Pretrained XLM model with TLM objective generates nonsensical predictions

Hi, I want to use the xlm-mlm-tlm-xnli15-1024 pretrained model, which is the XLM model trained with the auxiliary Translation Language Modeling (TLM) objective.

I want to give a translation pair to the model, mask some words in one of the sentences and then get the predictions of the model for the masked words. Check the figure for reference.

My problem is that the model makes nonsensical predictions, which probably means that I am doing something wrong.
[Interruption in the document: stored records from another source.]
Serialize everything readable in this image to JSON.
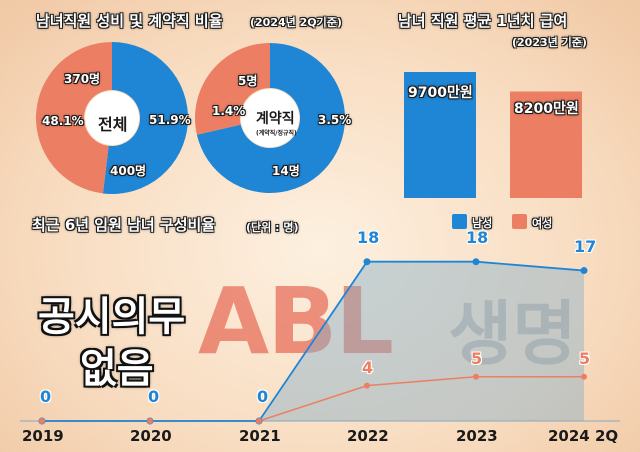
{
  "watermark": {
    "abl": "ABL",
    "life": "생명"
  },
  "notice": {
    "line1": "공시의무",
    "line2": "없음"
  },
  "colors": {
    "male": "#1f86d6",
    "female": "#ec7f63",
    "text_outline": "#1a1a1a"
  },
  "chart_data": [
    {
      "type": "pie",
      "title": "남녀직원 성비 및 계약직 비율",
      "subtitle": "(2024년 2Q기준)",
      "center_label": "전체",
      "slices": [
        {
          "label": "남성",
          "percent": 51.9,
          "count": 400,
          "percent_label": "51.9%",
          "count_label": "400명"
        },
        {
          "label": "여성",
          "percent": 48.1,
          "count": 370,
          "percent_label": "48.1%",
          "count_label": "370명"
        }
      ]
    },
    {
      "type": "pie",
      "center_label": "계약직",
      "center_sublabel": "(계약직/정규직)",
      "slices": [
        {
          "label": "남성",
          "percent": 3.5,
          "count": 14,
          "percent_label": "3.5%",
          "count_label": "14명"
        },
        {
          "label": "여성",
          "percent": 1.4,
          "count": 5,
          "percent_label": "1.4%",
          "count_label": "5명"
        }
      ]
    },
    {
      "type": "bar",
      "title": "남녀 직원 평균 1년치 급여",
      "subtitle": "(2023년 기준)",
      "categories": [
        "남성",
        "여성"
      ],
      "values": [
        9700,
        8200
      ],
      "value_labels": [
        "9700만원",
        "8200만원"
      ],
      "unit": "만원"
    },
    {
      "type": "area",
      "title": "최근 6년 임원 남녀 구성비율",
      "unit_label": "(단위 : 명)",
      "categories": [
        "2019",
        "2020",
        "2021",
        "2022",
        "2023",
        "2024 2Q"
      ],
      "series": [
        {
          "name": "남성",
          "values": [
            0,
            0,
            0,
            18,
            18,
            17
          ]
        },
        {
          "name": "여성",
          "values": [
            0,
            0,
            0,
            4,
            5,
            5
          ]
        }
      ],
      "ylim": [
        0,
        20
      ],
      "legend_position": "top-right",
      "legend": [
        {
          "label": "남성"
        },
        {
          "label": "여성"
        }
      ]
    }
  ]
}
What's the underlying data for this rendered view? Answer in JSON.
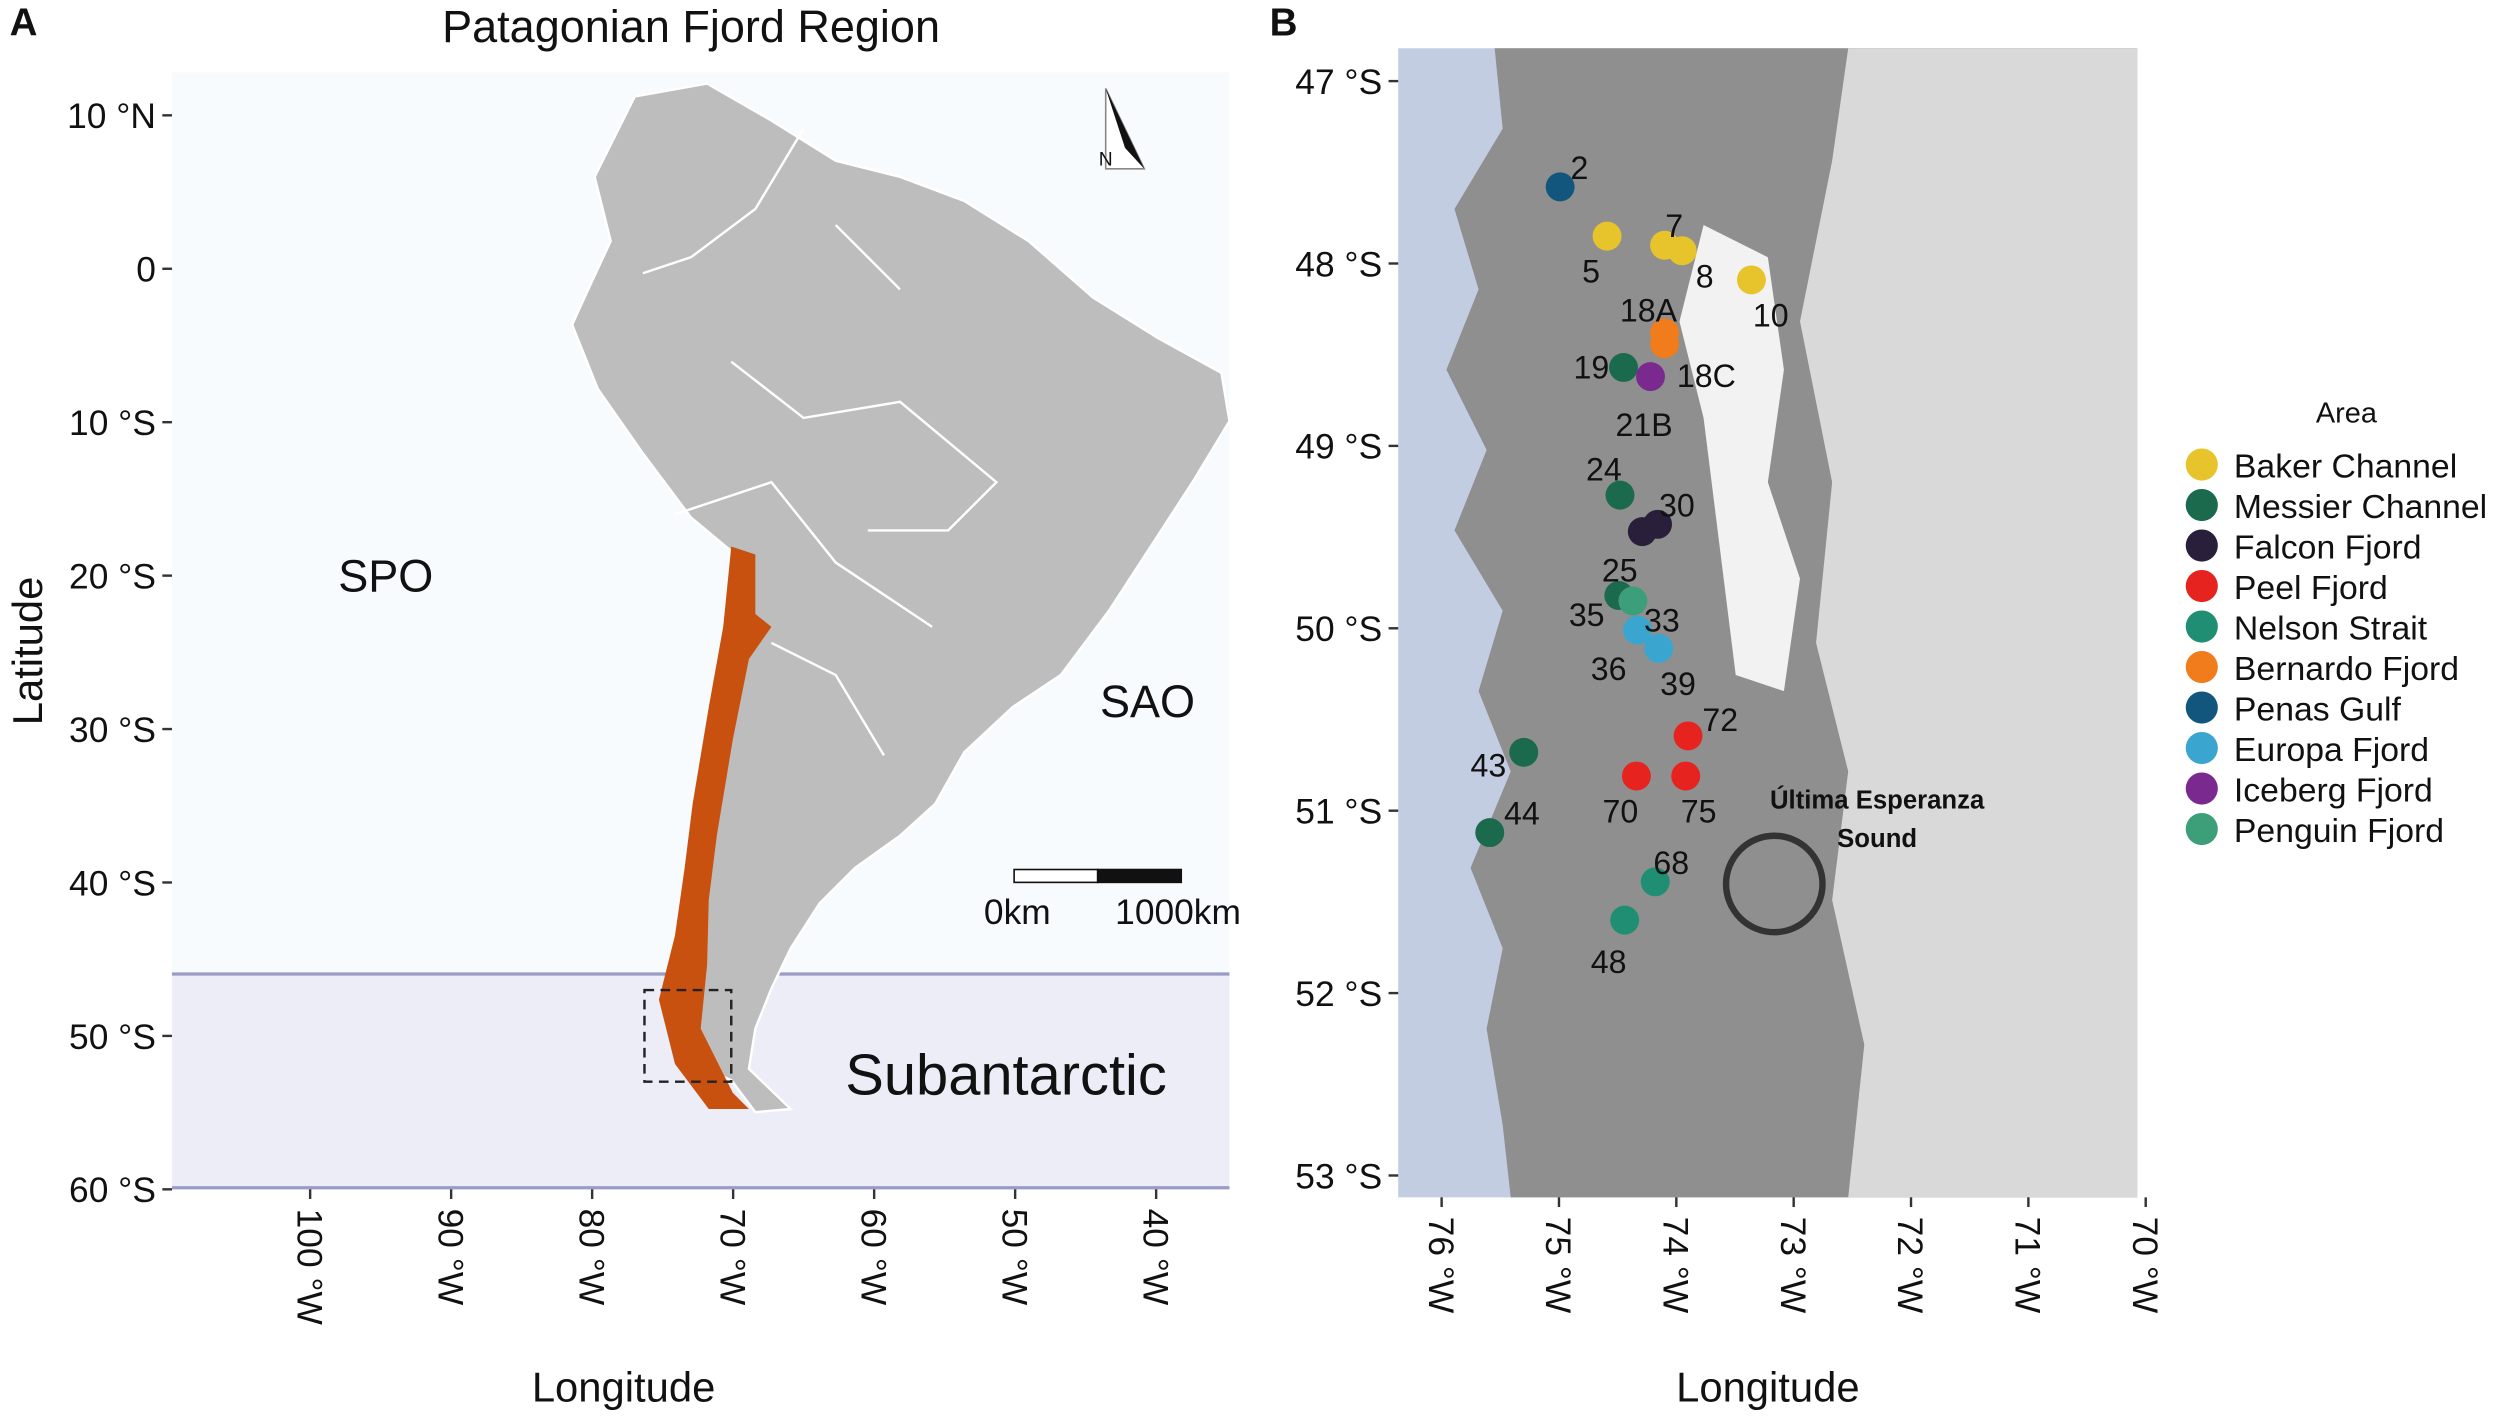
{
  "panel_a": {
    "label": "A",
    "title": "Patagonian Fjord Region",
    "x_label": "Longitude",
    "y_label": "Latitude",
    "xlim": [
      -109.8,
      -34.8
    ],
    "ylim": [
      -60,
      12.8
    ],
    "xticks": [
      {
        "value": -100,
        "label": "100 °W"
      },
      {
        "value": -90,
        "label": "90 °W"
      },
      {
        "value": -80,
        "label": "80 °W"
      },
      {
        "value": -70,
        "label": "70 °W"
      },
      {
        "value": -60,
        "label": "60 °W"
      },
      {
        "value": -50,
        "label": "50 °W"
      },
      {
        "value": -40,
        "label": "40 °W"
      }
    ],
    "yticks": [
      {
        "value": 10,
        "label": "10 °N"
      },
      0,
      {
        "value": -10,
        "label": "10 °S"
      },
      {
        "value": -20,
        "label": "20 °S"
      },
      {
        "value": -30,
        "label": "30 °S"
      },
      {
        "value": -40,
        "label": "40 °S"
      },
      {
        "value": -50,
        "label": "50 °S"
      },
      {
        "value": -60,
        "label": "60 °S"
      }
    ],
    "regions": [
      "SPO",
      "SAO",
      "Subantarctic"
    ],
    "scale_bar": [
      "0km",
      "1000km"
    ],
    "north": "N"
  },
  "panel_b": {
    "label": "B",
    "x_label": "Longitude",
    "xlim": [
      -76.37,
      -70.07
    ],
    "ylim": [
      -53.12,
      -46.82
    ],
    "xticks": [
      {
        "value": -76,
        "label": "76 °W"
      },
      {
        "value": -75,
        "label": "75 °W"
      },
      {
        "value": -74,
        "label": "74 °W"
      },
      {
        "value": -73,
        "label": "73 °W"
      },
      {
        "value": -72,
        "label": "72 °W"
      },
      {
        "value": -71,
        "label": "71 °W"
      },
      {
        "value": -70,
        "label": "70 °W"
      }
    ],
    "yticks": [
      {
        "value": -47,
        "label": "47 °S"
      },
      {
        "value": -48,
        "label": "48 °S"
      },
      {
        "value": -49,
        "label": "49 °S"
      },
      {
        "value": -50,
        "label": "50 °S"
      },
      {
        "value": -51,
        "label": "51 °S"
      },
      {
        "value": -52,
        "label": "52 °S"
      },
      {
        "value": -53,
        "label": "53 °S"
      }
    ],
    "annotation": [
      "Última Esperanza",
      "Sound"
    ],
    "legend_title": "Area",
    "areas": [
      {
        "name": "Baker Channel",
        "color": "#e8c42c",
        "stations": [
          {
            "label": "5",
            "lon": -74.59,
            "lat": -47.85
          },
          {
            "label": "7",
            "lon": -74.1,
            "lat": -47.9
          },
          {
            "label": "8",
            "lon": -73.95,
            "lat": -47.93
          },
          {
            "label": "10",
            "lon": -73.36,
            "lat": -48.09
          }
        ]
      },
      {
        "name": "Messier Channel",
        "color": "#1c6a4e",
        "stations": [
          {
            "label": "19",
            "lon": -74.45,
            "lat": -48.57
          },
          {
            "label": "24",
            "lon": -74.48,
            "lat": -49.27
          },
          {
            "label": "35",
            "lon": -74.49,
            "lat": -49.82
          },
          {
            "label": "43",
            "lon": -75.3,
            "lat": -50.68
          },
          {
            "label": "44",
            "lon": -75.59,
            "lat": -51.12
          }
        ]
      },
      {
        "name": "Falcon Fjord",
        "color": "#2a1f3b",
        "stations": [
          {
            "label": "30",
            "lon": -74.16,
            "lat": -49.43
          },
          {
            "label": "25",
            "lon": -74.29,
            "lat": -49.47
          }
        ]
      },
      {
        "name": "Peel Fjord",
        "color": "#e6231f",
        "stations": [
          {
            "label": "72",
            "lon": -73.9,
            "lat": -50.59
          },
          {
            "label": "70",
            "lon": -74.34,
            "lat": -50.81
          },
          {
            "label": "75",
            "lon": -73.92,
            "lat": -50.81
          }
        ]
      },
      {
        "name": "Nelson Strait",
        "color": "#1f8e72",
        "stations": [
          {
            "label": "68",
            "lon": -74.18,
            "lat": -51.39
          },
          {
            "label": "48",
            "lon": -74.44,
            "lat": -51.6
          }
        ]
      },
      {
        "name": "Bernardo Fjord",
        "color": "#f07c1c",
        "stations": [
          {
            "label": "18A",
            "lon": -74.1,
            "lat": -48.38
          },
          {
            "label": "18C",
            "lon": -74.1,
            "lat": -48.44
          }
        ]
      },
      {
        "name": "Penas Gulf",
        "color": "#12567e",
        "stations": [
          {
            "label": "2",
            "lon": -74.99,
            "lat": -47.58
          }
        ]
      },
      {
        "name": "Europa Fjord",
        "color": "#3aa6d0",
        "stations": [
          {
            "label": "36",
            "lon": -74.33,
            "lat": -50.01
          },
          {
            "label": "39",
            "lon": -74.15,
            "lat": -50.11
          }
        ]
      },
      {
        "name": "Iceberg Fjord",
        "color": "#7a2a8e",
        "stations": [
          {
            "label": "21B",
            "lon": -74.22,
            "lat": -48.62
          }
        ]
      },
      {
        "name": "Penguin Fjord",
        "color": "#3c9f79",
        "stations": [
          {
            "label": "33",
            "lon": -74.37,
            "lat": -49.85
          }
        ]
      }
    ]
  }
}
Here is a code snippet:

import torch
from transformers import XLMWithLMHeadModel, XLMTokenizer

model_name = "xlm-mlm-tlm-xnli15-1024"
tokenizer = XLMTokenizer.from_pretrained(model_name)
model = XLMWithLMHeadModel.from_pretrained(model_name)
model.eval()

src_lang_id = tokenizer.lang2id["en"] # English
trg_lang_id = tokenizer.lang2id["el"] # Greek

src_text = "I love pasta with tomato sauce!".replace("tomato", tokenizer.mask_token)
trg_text = "Μου αρέσουν τα ζυμαρικά με σάλτσα ντομάτας!"

print(f"{src_text}->{trg_text}")

# get token_ids
src_input_ids = torch.tensor([tokenizer.encode(src_text)])
trg_input_ids = torch.tensor([tokenizer.encode(trg_text)])

src_len = src_input_ids.shape[1]
trg_len = trg_input_ids.shape[1]

# get lang_ids
src_langs = torch.tensor([src_lang_id] * src_len).view(1, -1)
trg_langs = torch.tensor([trg_lang_id] * trg_len).view(1, -1)

# get token_type_ids
src_type = torch.tensor([0] * src_len).view(1, -1)
trg_type = torch.tensor([1] * trg_len).view(1, -1)

input_ids = torch.cat([src_input_ids, trg_input_ids], dim=1)
token_type_ids = torch.cat([src_type, trg_type], dim=1)
lang_ids = torch.cat([src_langs, trg_langs], dim=1)
position_ids = torch.cat([torch.arange(src_len), torch.arange(trg_len)])

# encode and predict
result = model(input_ids,
               langs=lang_ids,
               position_ids=position_ids.view(1, -1),
               token_type_ids=token_type_ids)

# get predictions for masked token
masked_index = torch.where(input_ids == tokenizer.mask_token_id)[1].tolist()[0]
result = result[0][:, masked_index].topk(5).indices
result = result.tolist()[0]

print(f"Predictions:", tokenizer.decode(result))

Console output:

I love pasta with <special1> sauce!->Μου αρέσουν τα ζυμαρικά με σάλτσα ντομάτας!
Predictions: with the 'i'my

I tried omitting some of the arguments to the model, changing the example sentence-pair and the languages, but I always get weird predictions.

What am I doing wrong?

P.S. I had to downgrade to transformers==2.9.0, because in the newer versions I get this error message:

Some weights of XLMWithLMHeadModel were not initialized from the model checkpoint at xlm-mlm-tlm-xnli15-1024 and are newly initialized: ['transformer.position_ids']
You should probably TRAIN this model on a down-stream task to be able to use it for predictions and inference.

I also noticed that even in that version, the predictions are the same, which means that there is something else going on.